使用数据框中的值在另一个数据框中查找

Question

我正在尝试使用 df 列 (df1) 中的值作为在另一个 df (df2) 中查找的索引。

我使用 apply 和 lambda 函数找到了解决方案：

max_edad = int(df2.iloc[:,0].max() - 1) #The value will be 116
df1['Vivos(t)'] = df1['fecha_ord'].apply(lambda x: df2.loc[int(x), 'lx_1970'] * (1 - (x % 1)) + df2.loc[int(x) + 1,'lx_1970'] * (x % 1) if x < max_edad else 0)

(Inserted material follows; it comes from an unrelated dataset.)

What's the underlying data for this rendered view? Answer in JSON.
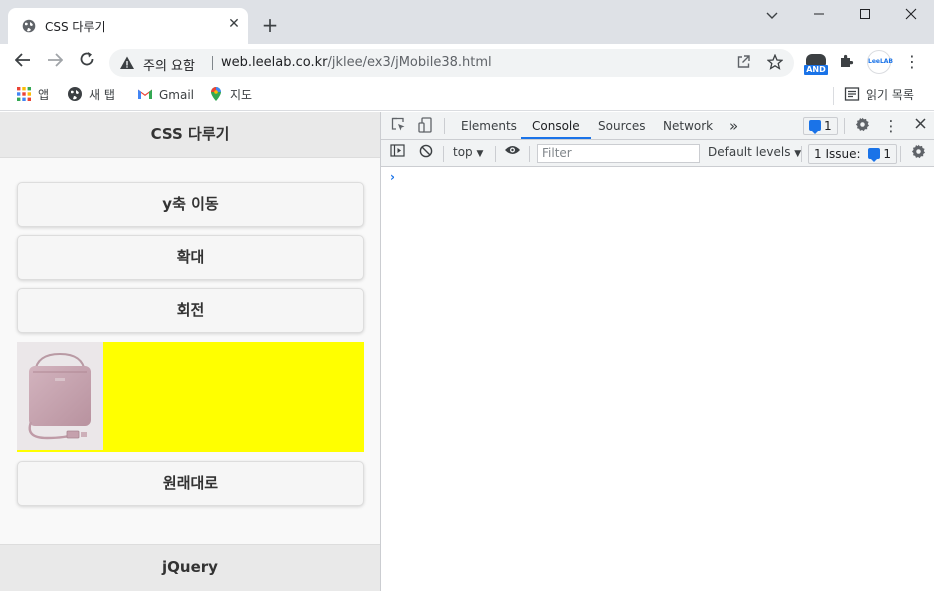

但是我运行在一个巨大的数据库中使用它，它太慢了（尽管它可以工作）。

你知道我怎样才能运行以不同的方式更快地获得它吗？

以下是我的数据帧的一些示例：

df1

t	fecha	Factor_desc	fecha_ord
0	2016-04-01	1.000000	45.325120
1	2016-05-01	0.996339	45.407255
2	2016-06-01	0.992691	45.492129
3	2016-07-01	0.989056	45.574264
4	2016-08-01	0.985435	45.659138
5	2016-09-01	0.981827	45.744011
6	2016-10-01	0.978232	45.826146
7	2016-11-01	0.974650	45.911020
8	2016-12-01	0.971082	45.993155
9	2017-01-01	0.967526	46.078029
10	2017-02-01	0.963984	46.162902
11	2017-03-01	0.960454	46.239562
12	2017-04-01	0.956938	46.324435
13	2017-05-01	0.953434	46.406571
14	2017-06-01	0.949943	46.491444
...	...	...	...
1390	2132-02-01	0.057234	161.158111
1391	2132-03-01	0.057163	161.237509
1392	2132-04-01	0.057093	161.322382

df2

艾达	lx_1970
0.0	1.000000
1.0	9.909948
2.0	9.901297
3.0	9.896776
4.0	9.892829
5.0	9.889542
6.0	9.886405
...	...
41.0	9.577991
42.0	9.565103
43.0	9.551536
44.0	9.537515
45.0	9.522749
46.0	9.507039
...	...
116.0	0

我希望得到以下 df：

df3

t	fecha	Factor_desc	fecha_ord	Vivos(t)
0	2016-04-01	1.000000	45.325120	9.517642
1	2016-05-01	0.996339	45.407255	9.516351
2	2016-06-01	0.992691	45.492129	9.515018
3	2016-07-01	0.989056	45.574264	9.513728
4	2016-08-01	0.985435	45.659138	9.512394
5	2016-09-01	0.981827	45.744011	9.511061
6	2016-10-01	0.978232	45.826146	9.509770
7	2016-11-01	0.974650	45.911020	9.508437
8	2016-12-01	0.971082	45.993155	9.507147
9	2017-01-01	0.967526	46.078029	9.505715
10	2017-02-01	0.963984	46.162902	9.504274
11	2017-03-01	0.960454	46.239562	9.502972
12	2017-04-01	0.956938	46.324435	9.501532
13	2017-05-01	0.953434	46.406571	9.500137
14	2017-06-01	0.949943	46.491444	9.498696
...	...	...	...	...
1390	2132-02-01	0.057234	161.158111	0.0
1391	2132-03-01	0.057163	161.237509	0.0
1392	2132-04-01	0.057093	161.322382	0.0

非常感谢！

Answer 1

我觉得把计算分成几个步骤比较好：

df1['fecha_ord_int'] = df1['fecha_ord'].astype(int)
df1['fecha_ord_dec'] = df1['fecha_ord'] % 1
df2['lx_1970_next'] = df2['lx_1970'].shift(-1)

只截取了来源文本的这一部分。